Aujourd’hui, il n’y a pas de sanction européenne sur les exportations de gaz russe : c’est la Russie qui a décidé de fermer le robinet de gaz (voire de faire sauter les conduites de gaz). Les sanctions européennes sur l’importation de pétrole russe n’entreront en vigueur que l’année prochaine. Quant à la hausse du prix des céréales, elle était liée au blocus de la flotte russe sur les ports ukrainiens avant l’accord de reprise des exportations en mer Noire.
On entend la petite musique du Kremlin disant que la Russie n’aurait pas fermé le robinet de gaz sans les sanctions. Mais si l’UE venait à lever ces sanctions, est-on sûr que la Russie reprendrait ses livraisons de gaz ? Les promesses de Poutine n’engagent que ceux qui y croient (pour mémoire, il a également juré qu’il n’avait aucune intention d’envahir l’Ukraine). Du point de vue du Kremlin, le soutien militaire occidental aux Ukrainiens pourrait très bien justifier la fermeture des gazoducs vers l’Europe.
La sortie des entreprises européennes du marché russe n’est pas directement liée aux sanctions. Les sanctions de 2022 n’ont pas radicalement changé la donne des entreprises européennes présentes en Russie déjà visées par les sanctions occidentales depuis 2014. S’il a été difficile pour ces entreprises de rester en Russie après le 24 février, c’est avant tout à cause de la pression publique. De plus, la Russie est en récession et n’est donc plus un marché attractif.

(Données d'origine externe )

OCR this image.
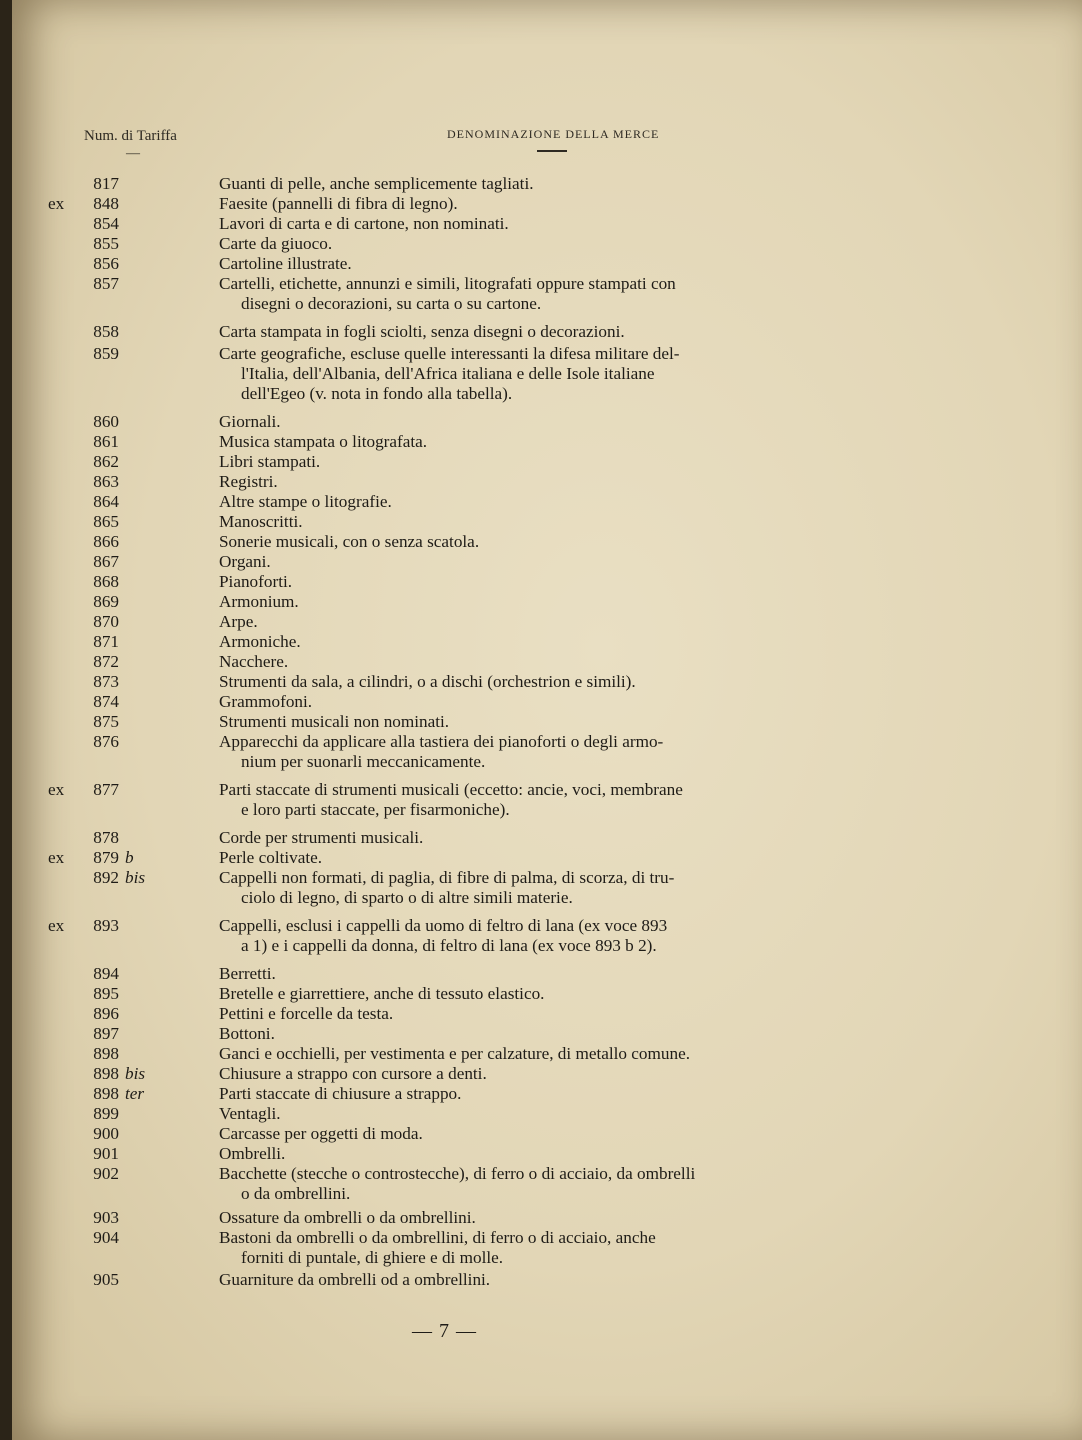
Num. di Tariffa
—
DENOMINAZIONE DELLA MERCE
817	Guanti di pelle, anche semplicemente tagliati.
ex	848	Faesite (pannelli di fibra di legno).
854	Lavori di carta e di cartone, non nominati.
855	Carte da giuoco.
856	Cartoline illustrate.
857	Cartelli, etichette, annunzi e simili, litografati oppure stampati con
disegni o decorazioni, su carta o su cartone.
858	Carta stampata in fogli sciolti, senza disegni o decorazioni.
859	Carte geografiche, escluse quelle interessanti la difesa militare del-
l'Italia, dell'Albania, dell'Africa italiana e delle Isole italiane
dell'Egeo (v. nota in fondo alla tabella).
860	Giornali.
861	Musica stampata o litografata.
862	Libri stampati.
863	Registri.
864	Altre stampe o litografie.
865	Manoscritti.
866	Sonerie musicali, con o senza scatola.
867	Organi.
868	Pianoforti.
869	Armonium.
870	Arpe.
871	Armoniche.
872	Nacchere.
873	Strumenti da sala, a cilindri, o a dischi (orchestrion e simili).
874	Grammofoni.
875	Strumenti musicali non nominati.
876	Apparecchi da applicare alla tastiera dei pianoforti o degli armo-
nium per suonarli meccanicamente.
ex	877	Parti staccate di strumenti musicali (eccetto: ancie, voci, membrane
e loro parti staccate, per fisarmoniche).
878	Corde per strumenti musicali.
ex	879 b	Perle coltivate.
892 bis	Cappelli non formati, di paglia, di fibre di palma, di scorza, di tru-
ciolo di legno, di sparto o di altre simili materie.
ex	893	Cappelli, esclusi i cappelli da uomo di feltro di lana (ex voce 893
a 1) e i cappelli da donna, di feltro di lana (ex voce 893 b 2).
894	Berretti.
895	Bretelle e giarrettiere, anche di tessuto elastico.
896	Pettini e forcelle da testa.
897	Bottoni.
898	Ganci e occhielli, per vestimenta e per calzature, di metallo comune.
898 bis	Chiusure a strappo con cursore a denti.
898 ter	Parti staccate di chiusure a strappo.
899	Ventagli.
900	Carcasse per oggetti di moda.
901	Ombrelli.
902	Bacchette (stecche o controstecche), di ferro o di acciaio, da ombrelli
o da ombrellini.
903	Ossature da ombrelli o da ombrellini.
904	Bastoni da ombrelli o da ombrellini, di ferro o di acciaio, anche
forniti di puntale, di ghiere e di molle.
905	Guarniture da ombrelli od a ombrellini.
— 7 —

Cela ne signifie bien sûr pas que les sanctions sont indolores. La mesure susceptible d’avoir le plus grand impact économique sera l’arrêt des importations européennes de pétrole russe. Cependant, les Européens ont pris soin de reporter cet embargo afin d’en atténuer les conséquences. Pour éviter un rebond brutal du prix du pétrole, cette mesure ne sera pas mise en place avant 2023 dans un contexte de ralentissement économique mondial et donc de baisse attendue du prix du pétrole brut.
Le calcul de l’UE s’inscrit également dans une logique de long terme. D’ici cinq ans, l’impact combiné des sanctions contre les importations de pétrole russe et de la décision russe d’arrêter les exportations de gaz vers l’Europe signifie que l’UE se libérera de sa dépendance vis-à-vis des hydrocarbures russes. Cela favorisera le développement des énergies renouvelables et l’importation de gaz d’autres pays, comme la Norvège, les États-Unis ou l’Australie.
Les Européens avaient-ils une meilleure alternative que les sanctions ? Le recours aux sanctions comble le vide entre deux options : ne rien faire (ou se contenter de condamnations diplomatiques qui n’impressionneront pas le Kremlin) ou s’engager militairement (ce qui aura un coût humain élevé). Pour paraphraser Churchill lorsqu’il parlait de démocratie, les sanctions pourraient être la pire réponse diplomatique à la guerre en Ukraine, à l’exception de toutes les autres.